COLLEGE STATION The Norman E. Borlaug Institute for International Agriculture at Texas A&M University, as a member of a special consortium, has been awarded a program to expand agricultural capacity and opportunity in Burundi.
Development Alternatives Inc. leads the consortium that includes universities, private firms, agricultural industry groups and non-governmental organizations, said Linda Cleboski, program development coordinator at the Borlaug Institute.
“As part of the Burundi Agribusiness Project, the institute will provide short-term technical assistance, investigate and assess opportunities for agricultural enhancement and help design program activities,” Cleboski said.
“The Borlaug Institute will take the lessons and successes from seven years of helping farmers improve their income and quality of life in neighboring Rwanda and transfer and adapt those to helping the people of Burundi,” she said.
Development Alternatives Inc. worked with the institute to identify the best way to take advantage of its success in helping revitalize Rwanda’s once-failing coffee industry, Cleboski said.
But while Rwanda and Burundi produce many of the same agricultural products and face similar challenges to building agricultural capacity, some differences exist, she noted.
“Burundi already has made good progress with developing coffee co-ops, which is an important link in that product’s value chain,” she said. “And unlike Rwandans, the people of Burundi are culturally adapted to drinking coffee, so there’s more of a domestic market in place.”
As with Rwanda, the institute’s initial efforts in Burundi will be focused on ways to improve its coffee industry and the institutions that support the industry, Cleboski said.
“But another priority will be looking at value chain’ improvement for other high-value agricultural products, such as chili peppers and cassava, a tropical plant with starchy roots that are used as a food source,” she added.
The major goals of the project include supporting the privatization and marketing of Burundi’s coffee industry, identifying and assessing key agricultural investment opportunities; assessing the potential building agricultural capacity, and evaluating economic factors and opportunities for agricultural enterprises, according to project background documents.
Assisting coffee growers and those who produce high-value agricultural products in Burundi will benefit that country as a whole, added Dr.
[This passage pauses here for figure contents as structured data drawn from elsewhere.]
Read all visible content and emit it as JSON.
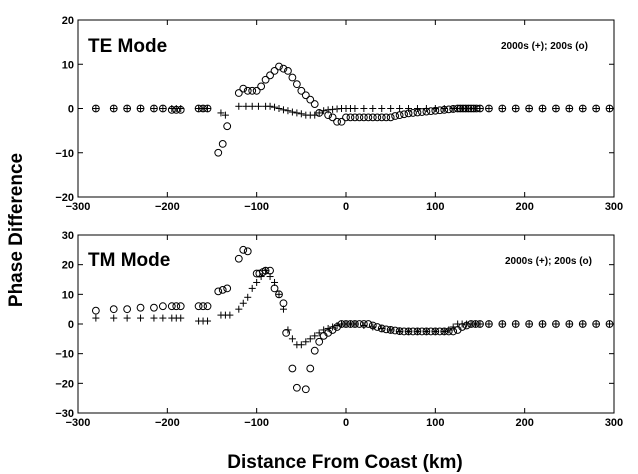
{
  "figure": {
    "ylabel": "Phase Difference",
    "xlabel": "Distance From Coast (km)"
  },
  "chart_data": [
    {
      "type": "scatter",
      "title": "TE Mode",
      "legend_text": "2000s (+);  200s (o)",
      "legend_position": "top-right",
      "xlim": [
        -300,
        300
      ],
      "ylim": [
        -20,
        20
      ],
      "xticks": [
        -300,
        -200,
        -100,
        0,
        100,
        200,
        300
      ],
      "yticks": [
        -20,
        -10,
        0,
        10,
        20
      ],
      "grid": false,
      "series": [
        {
          "name": "2000s",
          "marker": "+",
          "x": [
            -280,
            -260,
            -245,
            -230,
            -215,
            -205,
            -195,
            -190,
            -185,
            -165,
            -160,
            -155,
            -140,
            -135,
            -120,
            -112,
            -105,
            -98,
            -90,
            -85,
            -80,
            -75,
            -70,
            -65,
            -60,
            -55,
            -50,
            -45,
            -40,
            -35,
            -30,
            -25,
            -20,
            -15,
            -10,
            -5,
            0,
            5,
            10,
            20,
            30,
            40,
            50,
            60,
            70,
            80,
            90,
            100,
            110,
            120,
            125,
            130,
            135,
            140,
            145,
            150,
            160,
            175,
            190,
            205,
            220,
            235,
            250,
            265,
            280,
            295
          ],
          "y": [
            0,
            0,
            0,
            0,
            0,
            0,
            0,
            0,
            0,
            0,
            0,
            0,
            -1,
            -1.5,
            0.5,
            0.5,
            0.5,
            0.5,
            0.5,
            0.5,
            0.3,
            0,
            -0.3,
            -0.5,
            -0.8,
            -1,
            -1.2,
            -1.5,
            -1.5,
            -1.5,
            -1,
            -0.5,
            -0.3,
            -0.2,
            -0.1,
            0,
            0,
            0,
            0,
            0,
            0,
            0,
            0,
            0,
            0,
            0,
            0,
            0,
            0,
            0,
            0,
            0,
            0,
            0,
            0,
            0,
            0,
            0,
            0,
            0,
            0,
            0,
            0,
            0,
            0,
            0
          ]
        },
        {
          "name": "200s",
          "marker": "o",
          "x": [
            -280,
            -260,
            -245,
            -230,
            -215,
            -205,
            -195,
            -190,
            -185,
            -165,
            -160,
            -155,
            -143,
            -138,
            -133,
            -120,
            -115,
            -110,
            -105,
            -100,
            -95,
            -90,
            -85,
            -80,
            -75,
            -70,
            -65,
            -60,
            -55,
            -50,
            -45,
            -40,
            -35,
            -30,
            -20,
            -15,
            -10,
            -5,
            0,
            5,
            10,
            15,
            20,
            25,
            30,
            35,
            40,
            45,
            50,
            55,
            60,
            65,
            70,
            75,
            80,
            85,
            90,
            95,
            100,
            105,
            110,
            115,
            120,
            125,
            128,
            131,
            134,
            137,
            140,
            143,
            146,
            150,
            160,
            175,
            190,
            205,
            220,
            235,
            250,
            265,
            280,
            295
          ],
          "y": [
            0,
            0,
            0,
            0,
            0,
            0,
            -0.3,
            -0.3,
            -0.3,
            0,
            0,
            0,
            -10,
            -8,
            -4,
            3.5,
            4.5,
            4,
            4,
            4,
            5,
            6.5,
            7.5,
            8.5,
            9.5,
            9,
            8.5,
            7,
            5.5,
            4,
            3,
            2,
            1,
            -1,
            -1.5,
            -2,
            -3,
            -3,
            -2,
            -2,
            -2,
            -2,
            -2,
            -2,
            -2,
            -2,
            -2,
            -2,
            -2,
            -1.7,
            -1.5,
            -1.3,
            -1.1,
            -1,
            -0.9,
            -0.8,
            -0.7,
            -0.6,
            -0.5,
            -0.4,
            -0.3,
            -0.2,
            -0.1,
            0,
            0,
            0,
            0,
            0,
            0,
            0,
            0,
            0,
            0,
            0,
            0,
            0,
            0,
            0,
            0,
            0,
            0,
            0
          ]
        }
      ]
    },
    {
      "type": "scatter",
      "title": "TM Mode",
      "legend_text": "2000s (+);  200s (o)",
      "legend_position": "top-right",
      "xlim": [
        -300,
        300
      ],
      "ylim": [
        -30,
        30
      ],
      "xticks": [
        -300,
        -200,
        -100,
        0,
        100,
        200,
        300
      ],
      "yticks": [
        -30,
        -20,
        -10,
        0,
        10,
        20,
        30
      ],
      "grid": false,
      "series": [
        {
          "name": "2000s",
          "marker": "+",
          "x": [
            -280,
            -260,
            -245,
            -230,
            -215,
            -205,
            -195,
            -190,
            -185,
            -165,
            -160,
            -155,
            -140,
            -135,
            -130,
            -120,
            -115,
            -110,
            -105,
            -100,
            -95,
            -90,
            -85,
            -80,
            -75,
            -70,
            -65,
            -60,
            -55,
            -50,
            -45,
            -40,
            -35,
            -30,
            -25,
            -20,
            -15,
            -10,
            -5,
            0,
            5,
            10,
            20,
            30,
            40,
            50,
            60,
            70,
            80,
            90,
            100,
            110,
            115,
            120,
            125,
            130,
            135,
            140,
            145,
            150,
            160,
            175,
            190,
            205,
            220,
            235,
            250,
            265,
            280,
            295
          ],
          "y": [
            2,
            2,
            2,
            2,
            2,
            2,
            2,
            2,
            2,
            1,
            1,
            1,
            3,
            3,
            3,
            5,
            7,
            9,
            12,
            14,
            16,
            18,
            16,
            14,
            10,
            5,
            -2,
            -5,
            -7,
            -7,
            -6,
            -5,
            -4,
            -3,
            -2,
            -1.5,
            -1,
            -0.5,
            0,
            0,
            0,
            0,
            -0.5,
            -1,
            -1.5,
            -2,
            -2.5,
            -2.5,
            -2.5,
            -2.5,
            -2.5,
            -2.5,
            -2,
            -1,
            0,
            0,
            0,
            0,
            0,
            0,
            0,
            0,
            0,
            0,
            0,
            0,
            0,
            0,
            0,
            0
          ]
        },
        {
          "name": "200s",
          "marker": "o",
          "x": [
            -280,
            -260,
            -245,
            -230,
            -215,
            -205,
            -195,
            -190,
            -185,
            -165,
            -160,
            -155,
            -143,
            -138,
            -133,
            -120,
            -115,
            -110,
            -100,
            -97,
            -93,
            -90,
            -85,
            -80,
            -75,
            -70,
            -67,
            -60,
            -55,
            -45,
            -40,
            -35,
            -30,
            -25,
            -20,
            -15,
            -10,
            -5,
            0,
            5,
            10,
            15,
            20,
            25,
            30,
            35,
            40,
            45,
            50,
            55,
            60,
            65,
            70,
            75,
            80,
            85,
            90,
            95,
            100,
            105,
            110,
            115,
            120,
            125,
            130,
            135,
            140,
            145,
            150,
            160,
            175,
            190,
            205,
            220,
            235,
            250,
            265,
            280,
            295
          ],
          "y": [
            4.5,
            5,
            5,
            5.5,
            5.5,
            6,
            6,
            6,
            6,
            6,
            6,
            6,
            11,
            11.5,
            12,
            22,
            25,
            24.5,
            17,
            17,
            17.5,
            18,
            18,
            12,
            10,
            7,
            -3,
            -15,
            -21.5,
            -22,
            -15,
            -9,
            -6,
            -4,
            -3,
            -2,
            -1,
            0,
            0,
            0,
            0,
            0,
            0,
            0,
            -0.5,
            -1,
            -1.5,
            -1.8,
            -2,
            -2.2,
            -2.4,
            -2.5,
            -2.5,
            -2.5,
            -2.5,
            -2.5,
            -2.5,
            -2.5,
            -2.5,
            -2.5,
            -2.5,
            -2.5,
            -2.5,
            -2,
            -1,
            -0.5,
            0,
            0,
            0,
            0,
            0,
            0,
            0,
            0,
            0,
            0,
            0,
            0,
            0
          ]
        }
      ]
    }
  ]
}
Tim Schilling, coordinator for international programs at the Borlaug Institute.
“Burundi has an agrarian society based around small family farms,” Schilling said. “By helping farmers there improve their income through strengthening the links in their value chain processing, quality control, packaging and shipping we also help strengthen the economic and social foundation of Burundi.”
Schilling, who has lived in Rwanda since 2001, has been instrumental in the remarkable turnaround of that country’s coffee industry, Cleboski said.
“For the past six years, Tim has worked with others as part of the Partnerships for Enhancing Agriculture in Rwanda through Linkages, or PEARL project of the U.S. Agency for International Development,” she said. “During that time, we have provided technical assistance, educational outreach and other expertise to Rwanda farmers and others involved in agriculture, especially those in the coffee industry. Now we have the opportunity to bring this expertise to Burundi to help them develop and market their agricultural products.”
Before 2001, Rwanda was penalized in the international coffee market for having poor quality coffee, and farmers were digging up coffee trees because they couldn’t find a buyer, she said. Schilling and other project partners worked with coffee growers and cooperatives to develop a new sector: high-quality specialty coffees for the international market.
“Revenue from specialty coffee sales from the PEARL project and spin-off operations went from zero in 2001 to about $3.5 million in 2006,” Schilling said. “The average income from coffee for farmers involved in the program grew threefold from 2001 to 2006.”
About 60,000 farm families have benefitted directly or from spin-off activities tied to the PEARL project, he added.
Rwanda’s coffee industry has improved so significantly over the past six years that it held its first-ever national specialty coffee competition this year, the 2007 Rwandan Golden Cup, Schilling said.
The competition was sponsored by the new Sustaining Partnerships to enhance Rural Enterprise and Agricultural Development, or SPREAD, project, led by Schilling. SPREAD is an agreement between USAID and the Texas A&M University System.
SPREAD is a continuation of earlier efforts to improve the Rwandan coffee industry, but will also help develop and market other agricultural products from that country, such as chili peppers and cassava, he said.
“We’re hoping to help Rwanda take advantage of the ethnic food market in the U.S., Europe and Canada for products like chili sauce and bon foufou, a flour made from cassava,” he said. “We also have plans for helping Rwanda develop and market its tea and spice products.” Future SPREAD project efforts should supply additional knowledge and insights for Burundi, Cleboski added.
“Our project experience in Rwanda will serve as a guide for much of what we do as a member of the consortium working to build agricultural capacity in Burundi,” Cleboski said. “Ultimately, we hope to do the same thing in Burundi as we have been doing in Rwanda helping people improve their quality of life.”